The first thing to do is create a new group, and check the automatically created ACL rules: <xterm> $ onegroup create restricted ID: 100 ACL_ID: 2 ACL_ID: 3

$ oneacl list

 ID     USER RES_VHNIUTGDC   RID OPE_UMAC
  0       @1     V-NI-T---     *     ---c
  1       @1     -H-------     *     -m--
  2     @100     V-NI-T---     *     ---c
  3     @100     -H-------     *     -m--

</xterm>

The rule #2 allows all users in this group to create new resources. We want users to be able to see only existing VM Templates and VM instances in their group:

<xterm> $ oneacl delete 2

$ oneacl list

 ID     USER RES_VHNIUTGDC   RID OPE_UMAC
  0       @1     V-NI-T---     *     ---c
  1       @1     -H-------     *     -m--
  3     @100     -H-------     *     -m--

</xterm>

And now we can authorize users #1 and #2 to perform any operation on the group resources:

<xterm> $ oneacl create “#1 VM+NET+IMAGE+TEMPLATE/* USE+MANAGE+CREATE” ID: 4

$ oneacl create “#2 VM+NET+IMAGE+TEMPLATE/* USE+MANAGE+CREATE” ID: 5

$ oneacl list

 ID     USER RES_VHNIUTGDC   RID OPE_UMAC
  0       @1     V-NI-T---     *     ---c
  1       @1     -H-------     *     -m--
  3     @100     -H-------     *     -m--
  4       #1     V-NI-T---     *     um-c
  5       #2     V-NI-T---     *     um-c

</xterm>

With this configuration, users #1 and #2 will manage all the resources in the group 'restricted'. Because of the implicit rules, the rest of the users can use any VM Template that they create and share using the GROUP_U bit in the chmod operation.
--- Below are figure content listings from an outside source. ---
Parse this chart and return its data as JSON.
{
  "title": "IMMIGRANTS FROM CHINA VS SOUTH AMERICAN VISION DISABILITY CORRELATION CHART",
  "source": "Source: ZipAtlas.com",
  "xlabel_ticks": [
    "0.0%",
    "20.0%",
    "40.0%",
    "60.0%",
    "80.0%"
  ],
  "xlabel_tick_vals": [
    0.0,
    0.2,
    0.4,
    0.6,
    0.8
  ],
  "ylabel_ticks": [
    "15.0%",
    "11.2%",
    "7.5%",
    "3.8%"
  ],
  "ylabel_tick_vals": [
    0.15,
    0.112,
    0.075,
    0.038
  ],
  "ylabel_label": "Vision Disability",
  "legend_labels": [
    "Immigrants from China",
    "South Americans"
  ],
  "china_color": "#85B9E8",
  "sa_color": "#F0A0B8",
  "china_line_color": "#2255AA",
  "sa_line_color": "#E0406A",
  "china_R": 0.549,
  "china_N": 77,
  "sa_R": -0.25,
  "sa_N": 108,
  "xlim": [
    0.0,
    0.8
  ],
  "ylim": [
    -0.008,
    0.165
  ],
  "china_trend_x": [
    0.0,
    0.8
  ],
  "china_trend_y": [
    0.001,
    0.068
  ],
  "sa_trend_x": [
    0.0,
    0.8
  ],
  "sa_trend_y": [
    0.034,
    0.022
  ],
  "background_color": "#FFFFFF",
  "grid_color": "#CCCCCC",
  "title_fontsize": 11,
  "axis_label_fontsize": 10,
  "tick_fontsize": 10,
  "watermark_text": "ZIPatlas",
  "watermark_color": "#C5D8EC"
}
For example, users #1 or #2 can allow other users in their group USE (list, show and instantiate) the Template 8 with the chmod command:

<xterm> $ onetemplate show 8 TEMPLATE 8 INFORMATION […]

PERMISSIONS OWNER : um- GROUP : — OTHER : —

TEMPLATE CONTENTS

$ onetemplate chmod 8 640 $ onetemplate show 8 TEMPLATE 8 INFORMATION […]

PERMISSIONS OWNER : um- GROUP : u– OTHER : —

TEMPLATE CONTENTS </xterm>

In practice, this means that regular users in the 'restricted' group will be able to list and use only the resources prepared for them by the users #1 and #2.